O filme é construído como um quebra-cabeça do qual várias peças continuam desaparecendo da mesa. O jogo começa quando Bergman contrata Wigand como um consultor em outra história envolvendo o tabaco. Ele fica sabendo que Wigand possui informação da indústria do tabaco que não só prova que a nicotina é viciante (fato que os presidentes das sete companhias de cigarro haviam negado estar cientes sob juramento perante o Congresso), como ainda escancara o fato de que aditivos são utilizados para tornar a nicotina ainda mais viciante. Sendo que um destes aditivos ainda é um conhecido carcinógeno. A questão é que Wigand teria assinado um acordo de confidencialidade com a B&W, e agora Bergman precisa encontrar uma maneira de contornar este acordo para que a verdade seja revelada.

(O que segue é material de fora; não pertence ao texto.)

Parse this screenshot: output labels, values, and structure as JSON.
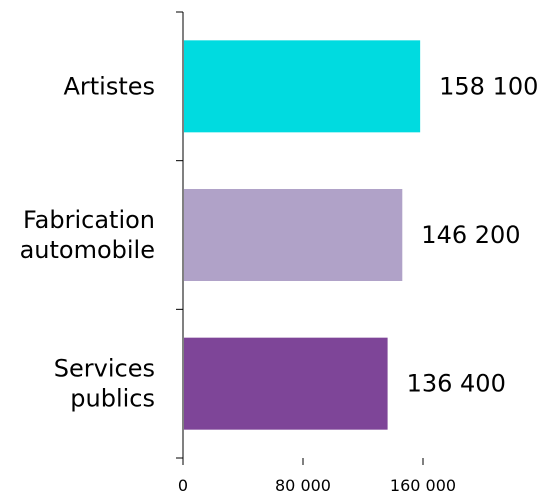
{
  "chart_data": {
    "type": "bar",
    "orientation": "horizontal",
    "categories": [
      [
        "Artistes"
      ],
      [
        "Fabrication",
        "automobile"
      ],
      [
        "Services",
        "publics"
      ]
    ],
    "values": [
      158100,
      146200,
      136400
    ],
    "value_labels": [
      "158 100",
      "146 200",
      "136 400"
    ],
    "colors": [
      "#00dbe0",
      "#b0a2c8",
      "#7e4598"
    ],
    "xlim": [
      0,
      160000
    ],
    "xticks": [
      0,
      80000,
      160000
    ],
    "xtick_labels": [
      "0",
      "80 000",
      "160 000"
    ],
    "title": "",
    "xlabel": "",
    "ylabel": "",
    "grid": false,
    "legend": "none"
  }
}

Mann constrói primoroso suspense em cima do longo, lento e frustrante processo investigativo em torno da denúncia. Wigand à princípio está disposto a romper o acordo de confidencialidade, depois volta atrás. Bergman por sua vez, trabalha por trás das câmeras para manipular processos e a cobertura do Wall Street Journal, que trabalharia em conjunto com a CBS na cobertura da história. Ele espera conseguir vazar fragmentos da história de uma forma truncada e assim ter a posterior liberdade para expor toda a denúncia. Wallace acompanha Bergman durante todo o processo, e é ele o responsável por entrevistar Wigand para o 60 Minutos quando chega o momento. Uma advogada (Gina Gershon), explica a verdade para a equipe do programa: Quão mais verdadeiras forem as declarações de Wigand, mais danosas elas serão em um eventual processo sofrido pela CBS. O editor-chefe do 60 Minutos, Don Hewitt (o falecido Philip Baker Hall), prefere proteger os interesses da companhia, assim como Mike Wallace, o que deixa Bergman furioso, sozinho e de mãos atadas.

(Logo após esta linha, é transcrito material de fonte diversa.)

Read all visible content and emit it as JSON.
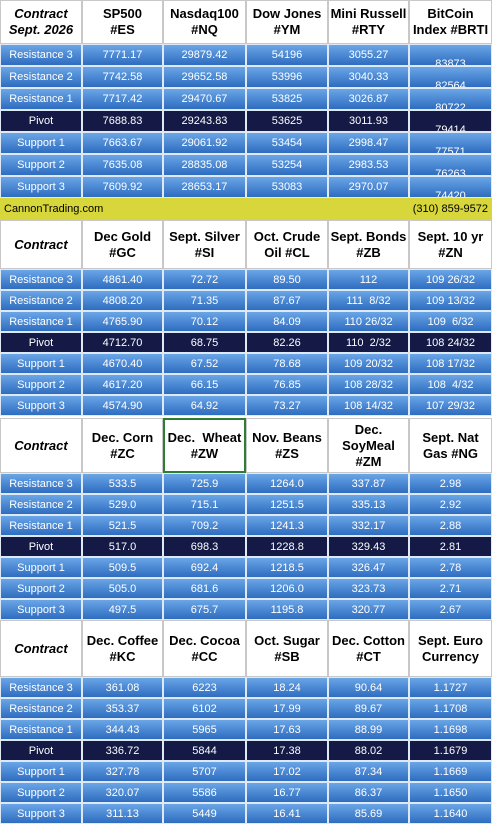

É então que Bergman simplesmente liga o botãozinho do f#%@-se, e começa a vazar informações e fazer ligações para emissoras competidoras, rompendo todos os protocolos de confidencialidade possíveis e imagináveis, como forma de libertar a história de suas restrições legais. Ou seja, Bergman deliberadamente se queimou na praça para que a história chegasse ao domínio público e Wigand não fosse taxado como um louco mentiroso. Hewitt, um dos patronos do jornalismo investigativo, é retratado com certa rispidez por Mann e Roth, que o enxergam como um lacaio corporativo. Já a imagem de Wallace sai intacta, graças a uma cena sensacional onde Hewitt diz que todo este imbróglio será esquecido em 15 minutos, e Wallace responde, "Não, isso acontece com a fama. Você tem 15 minutos de fama. A infâmia dura um pouco mais."

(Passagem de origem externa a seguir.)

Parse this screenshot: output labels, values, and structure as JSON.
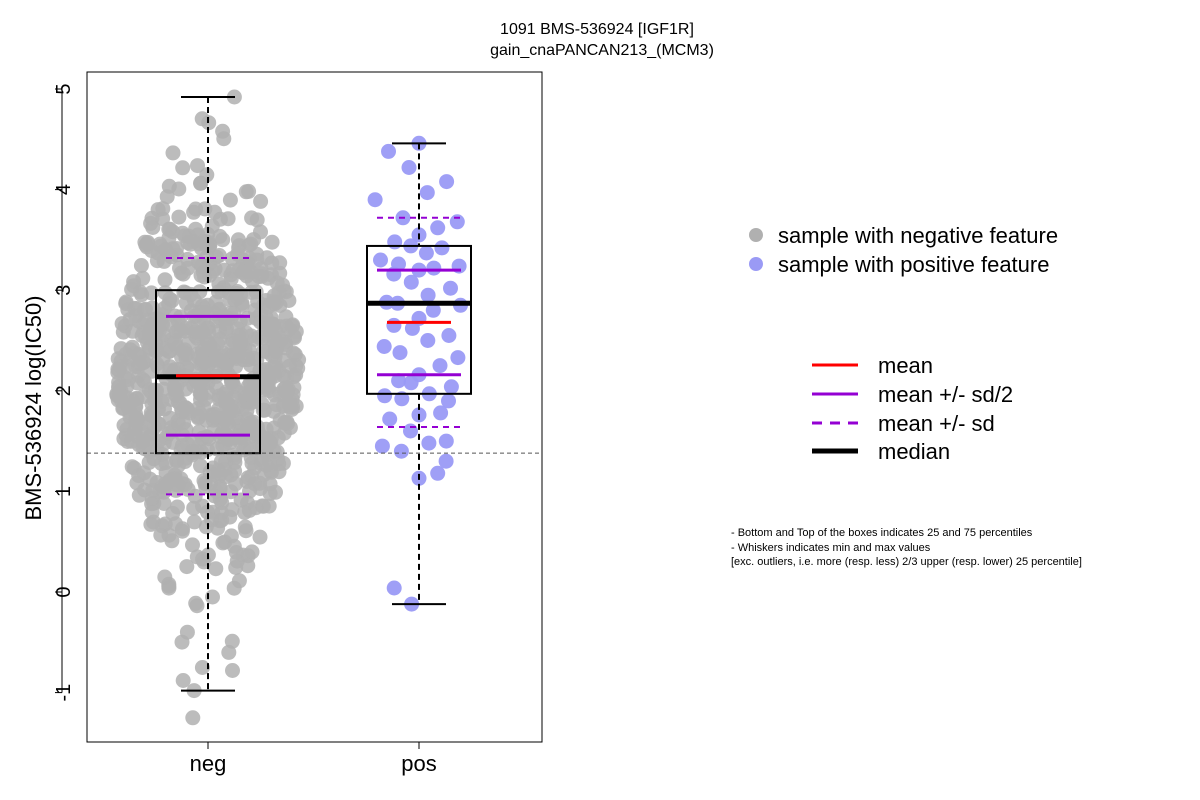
{
  "chart_data": {
    "type": "box",
    "title": "1091 BMS-536924 [IGF1R]",
    "subtitle": "gain_cnaPANCAN213_(MCM3)",
    "ylabel": "BMS-536924 log(IC50)",
    "xlabel": "",
    "ylim": [
      -1.5,
      5.15
    ],
    "yticks": [
      "-1",
      "0",
      "1",
      "2",
      "3",
      "4",
      "5"
    ],
    "reference_line_y": 1.38,
    "categories": [
      "neg",
      "pos"
    ],
    "colors": {
      "neg_points": "#b0b0b0",
      "pos_points": "#9a9af5",
      "mean": "#ff0000",
      "sd": "#9400d3",
      "median": "#000000"
    },
    "groups": [
      {
        "name": "neg",
        "min": -0.98,
        "q1": 1.38,
        "median": 2.14,
        "q3": 3.0,
        "max": 4.92,
        "mean": 2.15,
        "mean_minus_half_sd": 1.56,
        "mean_plus_half_sd": 2.74,
        "mean_minus_sd": 0.97,
        "mean_plus_sd": 3.32,
        "n_points": 900,
        "outliers": [
          -1.25
        ]
      },
      {
        "name": "pos",
        "min": -0.12,
        "q1": 1.97,
        "median": 2.87,
        "q3": 3.44,
        "max": 4.46,
        "mean": 2.68,
        "mean_minus_half_sd": 2.16,
        "mean_plus_half_sd": 3.2,
        "mean_minus_sd": 1.64,
        "mean_plus_sd": 3.72,
        "points": [
          4.46,
          4.38,
          4.22,
          4.08,
          3.97,
          3.9,
          3.72,
          3.68,
          3.62,
          3.55,
          3.48,
          3.44,
          3.42,
          3.37,
          3.3,
          3.26,
          3.24,
          3.22,
          3.2,
          3.16,
          3.08,
          3.02,
          2.95,
          2.88,
          2.87,
          2.85,
          2.8,
          2.72,
          2.65,
          2.62,
          2.55,
          2.5,
          2.44,
          2.38,
          2.33,
          2.25,
          2.16,
          2.1,
          2.08,
          2.04,
          1.97,
          1.95,
          1.92,
          1.9,
          1.78,
          1.76,
          1.72,
          1.6,
          1.5,
          1.48,
          1.45,
          1.4,
          1.3,
          1.18,
          1.13,
          0.04,
          -0.12
        ]
      }
    ],
    "legend": {
      "points": [
        {
          "label": "sample with negative feature",
          "color": "#b0b0b0"
        },
        {
          "label": "sample with positive feature",
          "color": "#9a9af5"
        }
      ],
      "lines": [
        {
          "label": "mean",
          "color": "#ff0000",
          "style": "solid"
        },
        {
          "label": "mean +/- sd/2",
          "color": "#9400d3",
          "style": "solid"
        },
        {
          "label": "mean +/- sd",
          "color": "#9400d3",
          "style": "dashed"
        },
        {
          "label": "median",
          "color": "#000000",
          "style": "solid-thick"
        }
      ]
    },
    "notes": [
      "- Bottom and Top of the boxes indicates 25 and 75 percentiles",
      "- Whiskers indicates min and max values",
      "[exc. outliers, i.e. more (resp. less) 2/3 upper (resp. lower) 25 percentile]"
    ]
  }
}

O perigo com filmes sobre jornalismo é sempre a dúvida que fica no ar se há alguma manipulação dos fatos ou não. A minha noção é de que filmes não são o primeiro lugar onde alguém deve procurar por fatos, de qualquer modo. Eu pelo menos vou ao cinema procurando por verdade psicológica, emoção e o coração de uma história. E não por anotações ou processos complexos. Entre suas rupturas de confidencialidade pelo bem maior, O Informante é perfeitamente real: as grandes empresas do tabaco mentiram; um homem sabia a verdade; o jornalismo desenvolveu a história, e a intriga do poder ajudou a torná-la pública.